I used to write honestly. I was young and struggled with English but I wrote with joy. Then I entered college. And college broke my writing.

I was originally enrolled in a Communications program with a Journalism major. But then I enrolled in three history general education courses, watched the film Letters from Iwo Jima, and read Steve Berry’s The Romanov Prophecy and suddenly felt like I should shift to the Social Sciences program in my university, where I could major in history. I sold the idea to my parents, told them that I will be learning Spanish as part of the curriculum, and they couldn’t say no.

So on my second year, I left journalism to pursue history and this ended whatever chance I had to improve my creative writing skills in college. I wouldn’t write anything “literary” not even a personal essay or a journal entry for the next five years of my life. What I ended up writing in college were mostly joyless, jargon-filled academic papers. I did wrote them well per feedback from my professors, but I didn’t enjoy writing them in general.
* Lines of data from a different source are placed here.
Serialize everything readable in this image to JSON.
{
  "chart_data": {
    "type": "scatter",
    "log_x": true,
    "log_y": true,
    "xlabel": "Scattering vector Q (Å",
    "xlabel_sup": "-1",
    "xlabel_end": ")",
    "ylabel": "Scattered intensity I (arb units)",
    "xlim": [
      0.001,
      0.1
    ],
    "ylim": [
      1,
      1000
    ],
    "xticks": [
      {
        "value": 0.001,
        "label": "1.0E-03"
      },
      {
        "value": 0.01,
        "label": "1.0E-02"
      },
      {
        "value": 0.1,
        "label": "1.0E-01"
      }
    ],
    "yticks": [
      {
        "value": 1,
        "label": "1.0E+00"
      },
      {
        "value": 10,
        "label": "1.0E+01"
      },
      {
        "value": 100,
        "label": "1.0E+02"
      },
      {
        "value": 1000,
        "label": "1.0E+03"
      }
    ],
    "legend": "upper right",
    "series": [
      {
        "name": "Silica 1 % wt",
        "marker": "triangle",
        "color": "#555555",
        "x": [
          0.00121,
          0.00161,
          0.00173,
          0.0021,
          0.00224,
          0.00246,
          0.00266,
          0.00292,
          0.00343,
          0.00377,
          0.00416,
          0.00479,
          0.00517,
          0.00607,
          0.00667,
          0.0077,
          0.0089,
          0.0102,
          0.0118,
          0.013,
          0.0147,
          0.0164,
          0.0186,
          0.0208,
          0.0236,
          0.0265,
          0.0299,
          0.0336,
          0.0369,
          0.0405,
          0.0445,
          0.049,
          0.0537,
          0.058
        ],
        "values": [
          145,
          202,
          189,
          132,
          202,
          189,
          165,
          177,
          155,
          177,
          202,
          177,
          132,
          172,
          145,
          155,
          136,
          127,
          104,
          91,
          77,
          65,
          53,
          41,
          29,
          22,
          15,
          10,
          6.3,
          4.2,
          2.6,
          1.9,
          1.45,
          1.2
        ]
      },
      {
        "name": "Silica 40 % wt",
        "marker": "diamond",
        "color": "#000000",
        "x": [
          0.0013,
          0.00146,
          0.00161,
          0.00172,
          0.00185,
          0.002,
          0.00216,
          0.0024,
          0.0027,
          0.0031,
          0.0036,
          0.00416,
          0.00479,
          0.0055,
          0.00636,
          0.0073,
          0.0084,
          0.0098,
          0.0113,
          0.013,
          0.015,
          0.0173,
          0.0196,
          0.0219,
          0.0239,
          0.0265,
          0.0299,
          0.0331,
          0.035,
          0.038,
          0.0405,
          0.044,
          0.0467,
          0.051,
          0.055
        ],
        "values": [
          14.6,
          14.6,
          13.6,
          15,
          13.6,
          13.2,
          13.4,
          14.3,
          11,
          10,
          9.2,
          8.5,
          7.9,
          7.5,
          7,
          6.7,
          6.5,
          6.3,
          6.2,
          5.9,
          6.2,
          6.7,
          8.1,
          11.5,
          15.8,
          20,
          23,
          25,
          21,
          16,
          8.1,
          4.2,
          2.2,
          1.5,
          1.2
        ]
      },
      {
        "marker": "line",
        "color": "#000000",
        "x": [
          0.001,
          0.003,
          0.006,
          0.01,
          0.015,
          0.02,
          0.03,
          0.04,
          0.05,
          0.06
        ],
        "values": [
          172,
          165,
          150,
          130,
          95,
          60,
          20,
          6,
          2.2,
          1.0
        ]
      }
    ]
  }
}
There was one which I did enjoy writing, a historical account of my extended family’s affair with pursuing the American Dream. I interviewed my father, looked at his old photographs, read old letters he sent and received from his sisters in the United States, and wrote a short account based on all of these. That was fun to write. But that was it.

After college, I tried so hard to return to creative writing. But I failed miserably. Only after establishing a personal relationship with the craft through daily journaling and encountering the beautiful world of poetry did I felt like I had a good chance of returning to honest, joyful, and beautiful prose.

But I never really left academic writing. For more than seven years, I worked as a freelance editor for undergrads, masters, and PhDs. Every month, I spent over 40 hours poring into academic journal manuscripts, theses, and papers, making sure their language and logic is sound and that they aren’t missing an in-text citation or a reference.

A couple of months ago, I realized that although I was editing academic papers and intuitively knew what makes a good paper, I haven’t written a single one in almost a decade. I was so busy and happy writing blog posts, newsletter dispatches, poems, and journal entries that I began to shed off academic writing.

And so when I got a research proposal writing gig last March—a quantitative study on subjective experiences of inclusion among employees with disabilities—I was surprised to realize that I have forgotten how to write a research proposal. I watched YouTube videos after YouTube videos of tutorials on research writing and browsed multiple samples until I finally remembered.

I finished the gig, the client was happy, and she told me the proposal was accepted. This July, we would resume working together to finish writing the rest of the paper.

What does this long story have to do with writing a book about Los Baños?

The Ateneo Institute of Literary Arts and Practices (AILAP) released a call of submission for its 20th Ateneo National Writer’s Workshop (ANWW20) this year. AILAP was particularly interested in essay submissions that combine academic writing with literary, creative, and poetic writing. The deadline for submissions was April 1.

The deadline was at the back of my mind while I was was helping my client write her research proposal last March. I consider the essay, specifically the personal narrative essay, as my main creative writing form, and I was interested in how I could combine research and literary writing in my work, so attending AILAP’s workshop made a lot of sense.

I finished writing for my client ten days before AILAP’s deadline. I was tired from all the research and writing I did for the past three weeks that I doubted whether I could write something from scratch to send to AILAP.

I was ready to let it go but the fear of regret was too much to bear. Also, I was able to write the first draft for my client’s proposal in just ten days. Knowing that I could pull something like this was too hard to ignore. So, I gave it a try. I told myself, I will send the essay to AILAP no matter what its form.

With only ten days, I got right to work. I decided to write about something I know and incorporate writings I already have in my journal and website. The topic was easy: I will be writing about walking, specifically the long walk I did from Los Baños to San Pablo City in June 2022. I will explore the questions that that walk provoked, namely “why was I walking?” and mine my journals for answers.

Since AILAP requires work that uses a theory, I looked for something in the literature and discovered autoethnography. I used autoethnography to talk about walking, how walking can be used as an alternative method for research, particularly researching oneself, and how all of these tie up to me leaving my childhood religion and using walking to cope from it.

On April 1, I managed to put together a 5,000-word entry, which I happily sent. About three weeks later, I received an email from AILAP telling me that my entry landed me a seat at the ANWW20 as fellow where I am joining seven other young writers from different parts of the Philippines.

This will be my first national writing workshop, so I am approaching it with intention. I am looking at the workshop not just as a way for me to find integration between the creative writing, which I knew as a child, left in college, and am returning to these days, and the academic writing, which I am not yet ready to lose and may never.